State of New York Supreme Court, Appellate Division Third Judicial Department
September 23, 2010
THE PEOPLE OF THE STATE OF NEW YORK EX REL. CAL E. GORDON, APPELLANT,
JAMES BOWEN, AS SARATOGA COUNTY SHERIFF, ET AL., RESPONDENTS.
Appeal from a judgment of the Supreme Court (Nolan Jr., J.), entered March 5, 2009 in Saratoga County, which dismissed petitioner's application, in a proceeding pursuant to CPLR article 70, without a hearing.
MEMORANDUM AND ORDER
Calendar Date: August 2, 2010
Before: Mercure, J.P., Rose, Lahtinen, Kavanagh and Garry, JJ.

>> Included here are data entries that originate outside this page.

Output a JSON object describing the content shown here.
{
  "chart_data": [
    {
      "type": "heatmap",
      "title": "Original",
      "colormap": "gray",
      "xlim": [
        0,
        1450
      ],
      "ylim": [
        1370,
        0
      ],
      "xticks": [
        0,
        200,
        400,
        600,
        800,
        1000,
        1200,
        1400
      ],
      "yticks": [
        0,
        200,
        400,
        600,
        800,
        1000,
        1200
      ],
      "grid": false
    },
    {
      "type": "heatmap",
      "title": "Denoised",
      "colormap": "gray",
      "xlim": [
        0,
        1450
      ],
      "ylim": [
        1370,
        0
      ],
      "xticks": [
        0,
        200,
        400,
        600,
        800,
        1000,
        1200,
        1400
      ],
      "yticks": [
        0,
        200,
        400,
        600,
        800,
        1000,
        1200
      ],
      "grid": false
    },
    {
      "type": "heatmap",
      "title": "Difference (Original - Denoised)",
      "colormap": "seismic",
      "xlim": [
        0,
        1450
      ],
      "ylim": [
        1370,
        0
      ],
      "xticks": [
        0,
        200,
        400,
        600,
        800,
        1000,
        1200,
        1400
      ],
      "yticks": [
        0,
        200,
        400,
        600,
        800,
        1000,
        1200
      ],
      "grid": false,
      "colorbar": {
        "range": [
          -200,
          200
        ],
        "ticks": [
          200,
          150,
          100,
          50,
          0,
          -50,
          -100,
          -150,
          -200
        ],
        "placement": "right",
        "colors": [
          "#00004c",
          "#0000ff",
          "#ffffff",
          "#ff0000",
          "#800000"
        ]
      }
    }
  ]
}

In 2003, petitioner was sentenced as a second felony offender to a prison term of 2 to 4 years upon his conviction of attempted criminal possession of a controlled substance in the fifth degree. The underlying sentence and commitment order made no mention of the manner in which this sentence was to run relative to petitioner's prior undischarged prison terms. Respondent Department of Correctional Services treated petitioner's 2003 sentence as running consecutively to his prior undischarged terms, prompting petitioner to commence this habeas corpus proceeding to challenge that computation and the legality of his continued incarceration. Supreme Court granted respondents' subsequent motion to dismiss and this appeal ensued.
We affirm. Where a sentencing court is mandated by statute to impose a consecutive sentence, it is deemed to have imposed the consecutive sentence required by law -- notwithstanding the court's silence on this point (see People ex rel. Gill v Greene, 12 NY3d 1, 4 , cert denied sub nom. Gill v Rock, ___ US ___, 130 S Ct 86 ; Matter of Hayes v Fischer, 73 AD3d 1305, 1305-1306 ; Matter of Rivera v Taylor, 71 AD3d 1353 ). Inasmuch as petitioner was sentenced in 2003 as a second felony offender and, hence, was subject to the consecutive sentencing provisions of Penal Law § 70.25 (2-a), we discern no error in the computation of his sentence (see Matter of Avent v Fischer, 70 AD3d 1145, 1146 ). Petitioner's remaining contentions, including his assertion that respondents' return was untimely, have been examined and found to be lacking in merit.
Mercure, J.P., Rose, Lahtinen, Kavanagh and Garry, JJ., concur.
ORDERED that the judgment is affirmed, without costs.